Reply to post: Re: Collateral damage in the Cyberwar

Marriott's got 99 million problems and the ICO's one: Starwood hack mega-fine looms over

Anonymous Coward
Anonymous Coward

Re: Collateral damage in the Cyberwar

If your house is burgled because you left all the doors and windows wide open and put up a sign reading "on holiday for 6 weeks", that wouldn't be unfair.

State actors have created absurd advantages for themselves over anyone else when it comes to physical, mechanical warfare. The same is not true when we're talking about data security. A clever individual or a corporation with the kind of resources that Marriott International has can defeat this kind of threat, and I would argue is obligated to make every reasonable attempt to do so.

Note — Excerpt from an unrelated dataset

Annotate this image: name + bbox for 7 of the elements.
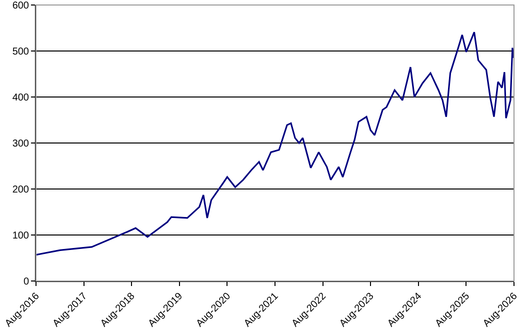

It's one thing for China to employ sleepers who take IT security jobs with a foreign target corporation, corrupt their auditing software, and send their customers' data back to the PLA. That's difficult (though not entirely impossible) to defend against, but it's also very risky for China: phrases like "international incident" and "act of war" get thrown about, as well as a fairly automatic espionage conviction. It's another thing entirely to simply not bother training staff, employing industry best practices, or really making any kind of effort at all to prevent unauthorised remote access, which is how 99%+ of all these breaches occur. If you want to argue that you couldn't possibly have prevented the breach because it was orchestrated by a state actor, you should have to prove that your countermeasures were strong enough that only a state actor could have pulled it off. Good luck with that.